When I first start a blog, way back in the mists of time, it was for myself as a way of emptying my head of all the worries and woes. A lady who I was friendly with at the time had suggested it as a useful mental health tool, and it worked. I found myself writing down all the things that were good, not so good and downright awful, then trying to forget them.
Then blogging became almost a competitive sport among paper crafters and I felt pressured to have something new to show in every post. For the most part that was ok but then, as now, I would sometimes give myself a break from it and the requirement to have something new to show.
In the past 2 years I have barely scrapped, I have only made a handful of pages, some of which I was happy with, others not so much. Throughout this time I have also knitted and crocheted, completed some sewing projects, baked a few cakes and then I was forced to retire from a job I loved, ended a long term relationship, moved house and lost a son.
These last 3 things have really taken their toll. Being forced to retire was inevitable as I was, and still am, physically unable to work. I am in constant pain despite the bucket load of pills I have to take each day but that pales into insignificance compared to the others. My granddaughter told me yesterday that I live in a big house for just one person. It really isn't, it is only 2 bedrooms and the living room is very small but the kitchen/diner is quite large so it seems big. She also told me i had too much stuff, which I wholeheartedly agree with. Too much papercrafting stuff; way, way too many stamps; too much yarn and fabric and too many things I have held onto for sentimental reasons.
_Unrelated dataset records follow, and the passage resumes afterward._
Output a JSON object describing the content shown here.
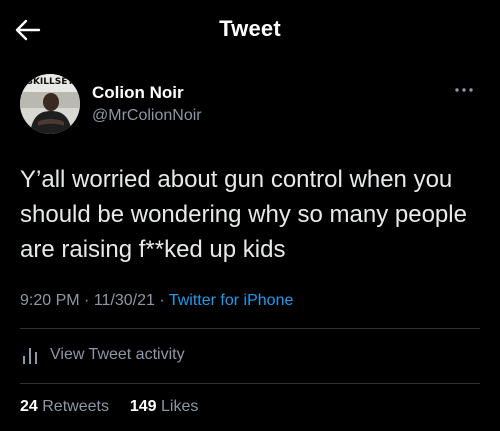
{
  "header": {
    "title": "Tweet",
    "back_icon": "arrow-left-icon"
  },
  "author": {
    "name": "Colion Noir",
    "handle": "@MrColionNoir",
    "avatar_text": "SKILLSET"
  },
  "tweet": {
    "text": "Y’all worried about gun control when you should be wondering why so many people are raising f**ked up kids",
    "time": "9:20 PM",
    "date": "11/30/21",
    "source": "Twitter for iPhone",
    "separator": "·"
  },
  "activity": {
    "label": "View Tweet activity",
    "icon": "bar-chart-icon"
  },
  "stats": {
    "retweets_count": "24",
    "retweets_label": "Retweets",
    "likes_count": "149",
    "likes_label": "Likes"
  },
  "colors": {
    "background": "#000000",
    "text": "#e7e9ea",
    "secondary": "#8b98a5",
    "accent": "#1d9bf0",
    "divider": "#2f3336"
  }
}
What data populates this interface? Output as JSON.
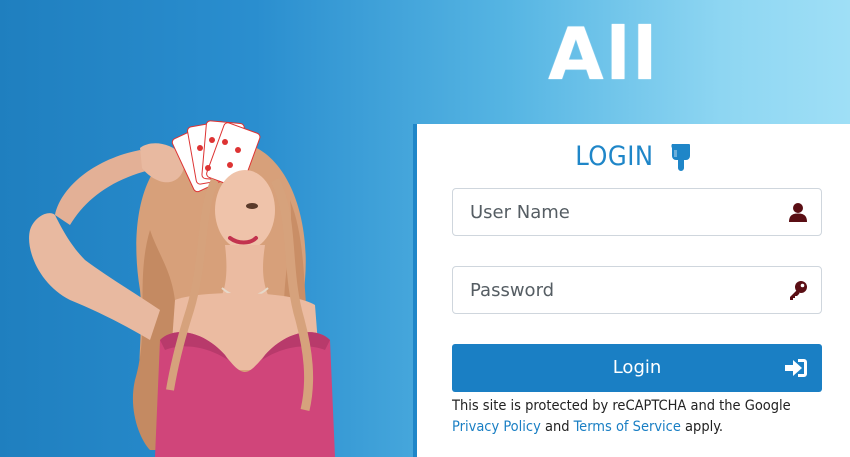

I have been in my new house just over a year and when I moved I didn't bring everything with me as I was actually embarrassed by how much stuff I had accumulated. There was space in the house I was leaving so an agreement was made that I would leave some stuff until I had unpacked and sorted what I had. Then the lady I thought of as my mother in law was diagnosed with cancer and just 5 short weeks later she died. All she was worried about was her stuff and what would happen to it. Her son and I emptied her house and moved all the things that were being kept to his house and she died about a week after that. Nothing that came from her house was worth a lot of money but she needed to know it was safe before she could let go.
3 years ago one of my best friends, a wonderful lady called Heather Cuthbert, died of cancer. Like me, she was a scrapbooker but she also made cards, wedding stationary and the most amazing mini books. Myself and another friend, Janie, volunteered to help Heather's husband clear her craft room. It was a day of tears and laughter as we shared memories and packed boxes. Much of Heather's stash had already been taken by various family members who also crafted but there was still an awful lot left. As Janie and I laughed at some of Heather's more colourful papers we both promised ourselves that we would not leave as much stuff as Heather. The contents of Heather's craft room were sold off and several hundreds of pounds were raised for her chosen cancer charities.
Last month saw me finally have all of my stuff under one roof and the little bit of space I had created upstairs was once again full of boxes of stuff waiting to be found a home. I have about 8-10 still to unpack and find homes for. I have several boxes of stuff waiting to be sold as I won't use it but, most of all, it will be less for my family to deal with when my time comes. I need to be creating again on a regular basis and start using up what I have. As I'm no longer working funds are tight as my pension isn't great and I don't qualify for a government pension for another 10 years at least.
As best I can I am going to sort and organise my stuff and get rid of things I know I won't use. Hopefully one day my grandchildren will wonder where all my stuff went, not where is all my stuff going to go.